Rochelle Frank (author) from California Gold Country on September 16, 2008:

Donnalee: I have met lot of good ones. Full-time teaching takes a lot of patience and work.

Juliet: It can bee discoraging, sometimes, but worth hanging in there.

Juliet Christie Murray from Sandy Bay Jamaica on August 07, 2008:

I do understand you very well dear 37 years of at least one day a week like that

trish1048 on May 07, 2008:

Hi Rochelle,

Powerful hub, beautifully written. A lesson for all of us to learn, thank you :)

ditto, welcome to hubpages,

Patty

Sherri from Southeastern Pennsylvania on May 06, 2008:

One moment in time, one gift to this boy. I so admire what you did, and how you did it. You didn't know the circumstances. Yet, you treated him as you would treat any other child. He needed that. Right then.

Welcome to HP.

Rochelle Frank (author) from California Gold Country on May 04, 2008:

Thank you.

Subbing was a great experience for me, yes sometimes it was hard, but always interesting.
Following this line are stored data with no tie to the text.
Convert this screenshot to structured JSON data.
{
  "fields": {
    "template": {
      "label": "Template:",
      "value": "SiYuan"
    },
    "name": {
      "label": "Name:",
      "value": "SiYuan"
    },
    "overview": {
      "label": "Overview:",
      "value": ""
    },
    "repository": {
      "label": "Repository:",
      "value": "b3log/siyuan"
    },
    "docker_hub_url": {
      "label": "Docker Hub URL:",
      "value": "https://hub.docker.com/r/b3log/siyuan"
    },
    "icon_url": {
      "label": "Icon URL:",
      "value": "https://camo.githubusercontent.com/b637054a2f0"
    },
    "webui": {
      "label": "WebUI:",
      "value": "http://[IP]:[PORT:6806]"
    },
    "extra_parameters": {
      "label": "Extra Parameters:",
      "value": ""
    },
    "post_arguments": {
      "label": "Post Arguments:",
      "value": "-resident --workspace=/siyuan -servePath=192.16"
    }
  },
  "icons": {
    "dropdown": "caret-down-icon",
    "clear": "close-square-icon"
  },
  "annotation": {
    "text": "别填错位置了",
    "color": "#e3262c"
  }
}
I remember one 'difficult class' where at the end of the day a student told me that it was the best they had ever been for a sub. My gut feeling was to say "You're kidding!" , but actually it did make me feel a little better about the day.

In The Doghouse from California on May 03, 2008:

Rochelle,

It takes a special person to be a substitute teacher, especially at those grade levels. Accountability, IMHO is something that should always be taught. Thankfully you have the experience to understand the importance of keeping your temper at bay. It sounds like it truly was a very grand learning experience for all who were involved. Welcome to Hubpages.